Starting opposite of Treggs is Chris Harper, who was the team’s most productive receiver last year, recording 852 yards and five touchdowns. Although the 6-foot-1, 180-pound Harper lacks size, he has proven himself a very crisp route-runner with solid hands who actively gets himself involved in games evidenced by his 70 catches for 12.2 yards a catch.
Also expected to make an impact will be Hawaii transfer Trevor Davis. At 6-foot-2 and 180 pounds, Davis serves as a bigger target for Goff, with enough mobility to gain positive yardage after the catch.
Next on the depth chart is 6-foot-2, 210-pound receiver Stephen Anderson. But with just 125 yards last season, it remains to be seen whether or not he has the skillset to make a noticeable contribution to the team.

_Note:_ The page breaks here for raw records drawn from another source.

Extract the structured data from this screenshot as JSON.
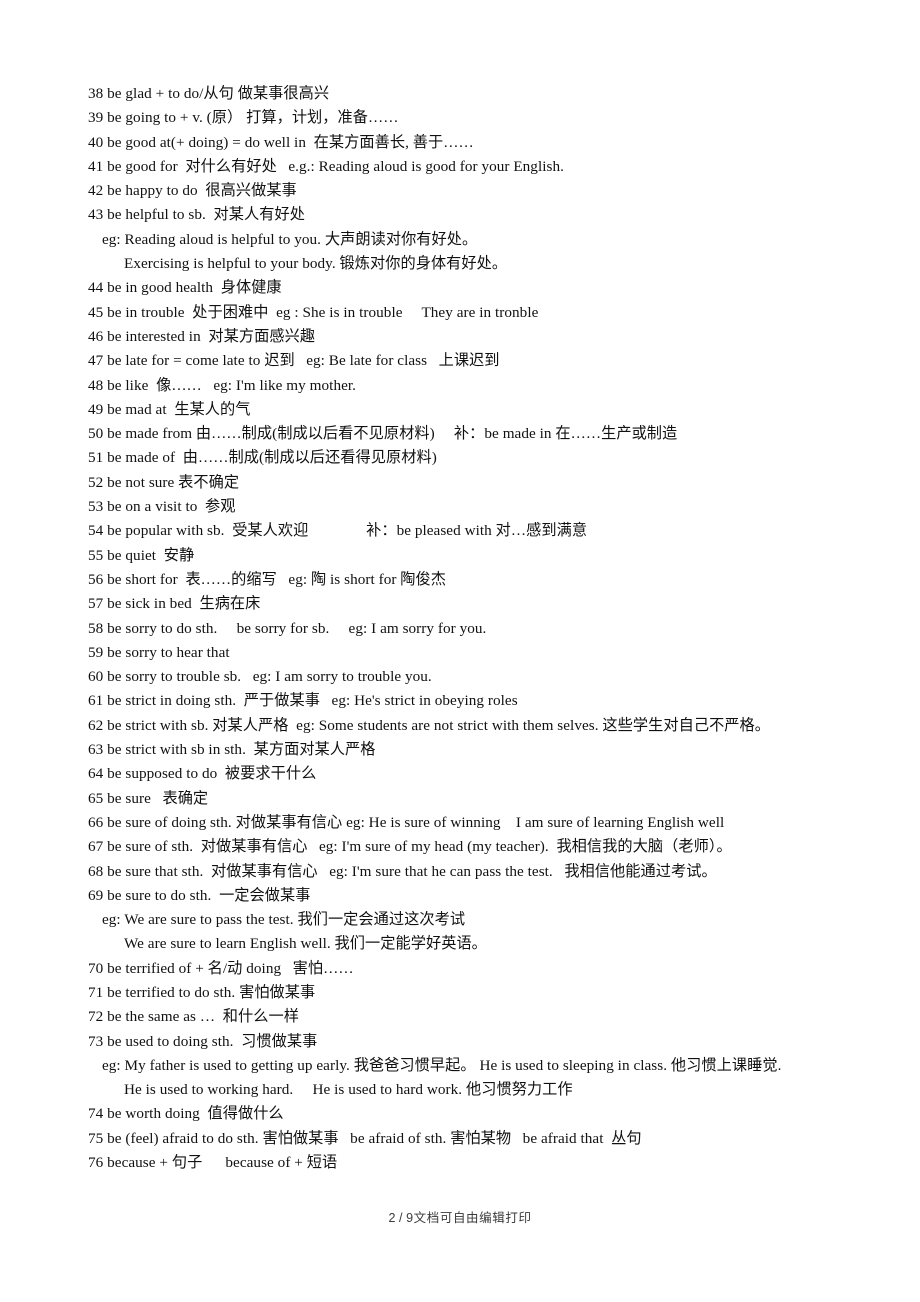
{
  "document": {
    "page_label": "2",
    "page_separator": "/",
    "page_total": "9",
    "footer_note": "文档可自由编辑打印",
    "lines": [
      {
        "indent": 0,
        "text": "38 be glad + to do/从句 做某事很高兴"
      },
      {
        "indent": 0,
        "text": "39 be going to + v. (原） 打算，计划，准备……"
      },
      {
        "indent": 0,
        "text": "40 be good at(+ doing) = do well in  在某方面善长, 善于……"
      },
      {
        "indent": 0,
        "text": "41 be good for  对什么有好处   e.g.: Reading aloud is good for your English."
      },
      {
        "indent": 0,
        "text": "42 be happy to do  很高兴做某事"
      },
      {
        "indent": 0,
        "text": "43 be helpful to sb.  对某人有好处"
      },
      {
        "indent": 1,
        "text": "eg: Reading aloud is helpful to you. 大声朗读对你有好处。"
      },
      {
        "indent": 2,
        "text": "Exercising is helpful to your body. 锻炼对你的身体有好处。"
      },
      {
        "indent": 0,
        "text": "44 be in good health  身体健康"
      },
      {
        "indent": 0,
        "text": "45 be in trouble  处于困难中  eg : She is in trouble     They are in tronble"
      },
      {
        "indent": 0,
        "text": "46 be interested in  对某方面感兴趣"
      },
      {
        "indent": 0,
        "text": "47 be late for = come late to 迟到   eg: Be late for class   上课迟到"
      },
      {
        "indent": 0,
        "text": "48 be like  像……   eg: I'm like my mother."
      },
      {
        "indent": 0,
        "text": "49 be mad at  生某人的气"
      },
      {
        "indent": 0,
        "text": "50 be made from 由……制成(制成以后看不见原材料)     补：be made in 在……生产或制造"
      },
      {
        "indent": 0,
        "text": "51 be made of  由……制成(制成以后还看得见原材料)"
      },
      {
        "indent": 0,
        "text": "52 be not sure 表不确定"
      },
      {
        "indent": 0,
        "text": "53 be on a visit to  参观"
      },
      {
        "indent": 0,
        "text": "54 be popular with sb.  受某人欢迎               补：be pleased with 对…感到满意"
      },
      {
        "indent": 0,
        "text": "55 be quiet  安静"
      },
      {
        "indent": 0,
        "text": "56 be short for  表……的缩写   eg: 陶 is short for 陶俊杰"
      },
      {
        "indent": 0,
        "text": "57 be sick in bed  生病在床"
      },
      {
        "indent": 0,
        "text": "58 be sorry to do sth.     be sorry for sb.     eg: I am sorry for you."
      },
      {
        "indent": 0,
        "text": "59 be sorry to hear that"
      },
      {
        "indent": 0,
        "text": "60 be sorry to trouble sb.   eg: I am sorry to trouble you."
      },
      {
        "indent": 0,
        "text": "61 be strict in doing sth.  严于做某事   eg: He's strict in obeying roles"
      },
      {
        "indent": 0,
        "text": "62 be strict with sb. 对某人严格  eg: Some students are not strict with them selves. 这些学生对自己不严格。"
      },
      {
        "indent": 0,
        "text": "63 be strict with sb in sth.  某方面对某人严格"
      },
      {
        "indent": 0,
        "text": "64 be supposed to do  被要求干什么"
      },
      {
        "indent": 0,
        "text": "65 be sure   表确定"
      },
      {
        "indent": 0,
        "text": "66 be sure of doing sth. 对做某事有信心 eg: He is sure of winning    I am sure of learning English well"
      },
      {
        "indent": 0,
        "text": "67 be sure of sth.  对做某事有信心   eg: I'm sure of my head (my teacher).  我相信我的大脑（老师）。"
      },
      {
        "indent": 0,
        "text": "68 be sure that sth.  对做某事有信心   eg: I'm sure that he can pass the test.   我相信他能通过考试。"
      },
      {
        "indent": 0,
        "text": "69 be sure to do sth.  一定会做某事"
      },
      {
        "indent": 1,
        "text": "eg: We are sure to pass the test. 我们一定会通过这次考试"
      },
      {
        "indent": 2,
        "text": "We are sure to learn English well. 我们一定能学好英语。"
      },
      {
        "indent": 0,
        "text": "70 be terrified of + 名/动 doing   害怕……"
      },
      {
        "indent": 0,
        "text": "71 be terrified to do sth. 害怕做某事"
      },
      {
        "indent": 0,
        "text": "72 be the same as …  和什么一样"
      },
      {
        "indent": 0,
        "text": "73 be used to doing sth.  习惯做某事"
      },
      {
        "indent": 1,
        "wrap": true,
        "text": "eg: My father is used to getting up early. 我爸爸习惯早起。    He is used to sleeping in class.  他习惯上课睡觉."
      },
      {
        "indent": 2,
        "text": "He is used to working hard.     He is used to hard work. 他习惯努力工作"
      },
      {
        "indent": 0,
        "text": "74 be worth doing  值得做什么"
      },
      {
        "indent": 0,
        "text": "75 be (feel) afraid to do sth. 害怕做某事   be afraid of sth. 害怕某物   be afraid that  丛句"
      },
      {
        "indent": 0,
        "text": "76 because + 句子      because of + 短语"
      }
    ]
  }
}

The receiver with arguably the most potential to have a breakout season next year is Kenny Lawler, who tied with Harper for a team-high five touchdowns last season. At 6-foot-3 and 190 pounds, Lawler has the height and length to win jump balls and catch passes that aren’t 100 percent accurate. Lawler has shown that he is strong enough to fight off defensive backs and win physical matchups, but putting on weight would help him in battling opposing cornerbacks in close-contact plays.
Behind the five core receivers are Maurice Harris, Patrick Worstell, Darius Powe, Raymond Hudson, Drake Whitehurst, Bryce McGovern, James Grisom and Jack Austin. Another name to keep an eye on is incoming freshman Erik Brown. A four-star recruit, Brown was one of Cal’s top recruits last year and is expected to be a contributor.
By looking at the depth and talent at receiver, this is one area the Bears should not be worried about. But as good as the receivers are, they are limited as long as the rest of the offense plays sloppily. If the team can’t fix the issues surrounding the offensive line, the run game and play calling, then the receivers won’t be able to lift the offense to a level high enough to produce wins.